With us, we think we can do it a lot more scale because we have our pharmacists, we have operations team, and really are that kind of hand that helps a doctor treat patients and have them stay with their community oncology practice.

We think community oncology is the foundation on what's going to be able to help make medically integrated dispensing the normal, in not only oncology, but all specialties.

Q: Is there anything you would like to add?

Tesh Khullar: I'm really excited about for the first time to kind of developing something, and for House Rx, for really taking the technology slant, because you know, what I learned from Flat Iron is if it's not connected to the EMR, it's not going to really be very viable. We looked at all the systems out there, and nothing was really talking to the EMR, nothing was really kind of a contemporary, making it easier for these providers to actually dispense. We decided to kind of work from the ground up create our own technology but use this idea that let's bring transparency with data into a marketplace that has been so opaque for a long time.

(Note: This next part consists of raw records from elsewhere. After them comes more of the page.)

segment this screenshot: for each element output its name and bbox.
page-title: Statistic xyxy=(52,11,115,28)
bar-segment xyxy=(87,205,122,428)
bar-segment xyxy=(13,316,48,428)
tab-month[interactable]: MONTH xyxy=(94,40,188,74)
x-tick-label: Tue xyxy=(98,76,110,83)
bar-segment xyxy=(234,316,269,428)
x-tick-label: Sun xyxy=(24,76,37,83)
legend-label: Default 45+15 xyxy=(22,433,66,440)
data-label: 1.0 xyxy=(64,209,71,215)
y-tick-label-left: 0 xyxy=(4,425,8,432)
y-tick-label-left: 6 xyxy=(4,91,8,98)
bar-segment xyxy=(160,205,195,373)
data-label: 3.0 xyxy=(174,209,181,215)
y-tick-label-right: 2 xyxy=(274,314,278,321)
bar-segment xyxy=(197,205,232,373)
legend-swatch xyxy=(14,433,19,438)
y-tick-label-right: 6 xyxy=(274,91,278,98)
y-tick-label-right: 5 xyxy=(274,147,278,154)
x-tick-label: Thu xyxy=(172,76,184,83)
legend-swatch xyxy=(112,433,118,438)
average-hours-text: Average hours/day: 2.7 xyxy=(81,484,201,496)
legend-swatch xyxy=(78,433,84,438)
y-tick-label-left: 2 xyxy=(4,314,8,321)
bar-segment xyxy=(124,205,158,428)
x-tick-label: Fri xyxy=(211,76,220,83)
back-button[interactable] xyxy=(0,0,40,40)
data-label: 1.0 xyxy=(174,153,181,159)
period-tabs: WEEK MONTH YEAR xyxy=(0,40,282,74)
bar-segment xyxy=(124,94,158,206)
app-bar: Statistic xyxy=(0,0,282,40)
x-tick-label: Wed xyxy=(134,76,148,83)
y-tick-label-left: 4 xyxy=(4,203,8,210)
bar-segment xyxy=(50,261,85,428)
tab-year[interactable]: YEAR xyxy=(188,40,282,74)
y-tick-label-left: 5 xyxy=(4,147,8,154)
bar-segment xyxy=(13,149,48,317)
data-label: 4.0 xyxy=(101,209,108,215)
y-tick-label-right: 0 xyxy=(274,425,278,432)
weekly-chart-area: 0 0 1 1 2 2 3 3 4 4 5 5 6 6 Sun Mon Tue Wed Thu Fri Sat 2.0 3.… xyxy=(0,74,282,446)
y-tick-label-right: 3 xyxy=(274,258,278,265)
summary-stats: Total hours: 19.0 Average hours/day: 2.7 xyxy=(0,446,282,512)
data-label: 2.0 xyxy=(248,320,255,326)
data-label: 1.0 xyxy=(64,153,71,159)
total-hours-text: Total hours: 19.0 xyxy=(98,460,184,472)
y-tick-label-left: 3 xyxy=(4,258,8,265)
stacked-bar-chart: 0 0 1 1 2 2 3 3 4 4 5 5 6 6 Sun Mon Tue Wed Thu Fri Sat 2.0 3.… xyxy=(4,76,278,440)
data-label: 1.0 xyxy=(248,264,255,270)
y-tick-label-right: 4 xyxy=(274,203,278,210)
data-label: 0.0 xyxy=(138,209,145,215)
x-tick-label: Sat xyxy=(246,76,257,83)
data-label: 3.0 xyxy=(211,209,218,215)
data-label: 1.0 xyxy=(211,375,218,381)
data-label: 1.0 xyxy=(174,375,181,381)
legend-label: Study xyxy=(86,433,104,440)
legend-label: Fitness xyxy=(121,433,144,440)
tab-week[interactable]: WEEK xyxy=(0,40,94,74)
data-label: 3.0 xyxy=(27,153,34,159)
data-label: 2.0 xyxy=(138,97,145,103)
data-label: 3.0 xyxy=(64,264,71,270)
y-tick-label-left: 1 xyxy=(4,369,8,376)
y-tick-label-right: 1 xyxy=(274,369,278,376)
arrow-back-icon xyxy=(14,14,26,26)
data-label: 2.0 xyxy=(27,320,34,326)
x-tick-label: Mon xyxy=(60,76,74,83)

The big thing that we hear from the COA meeting is around DIR fees and PBMs. What people want to know what, Community Oncology really want to know is, tell us how you're measuring us. If we know who we're measured against, we can actually try to improve it and they've shown they can do this time over time again with OCM. They show they can reduce cost over hospitals.

I think it became shown and empower with transparency, kind of what we're measuring Community Oncology against, what they're going to see is a model that's going to be a lot more cost efficient, a lot more patient centric, and really helped drive the best outcome so I'm really excited to partner with Community Oncology.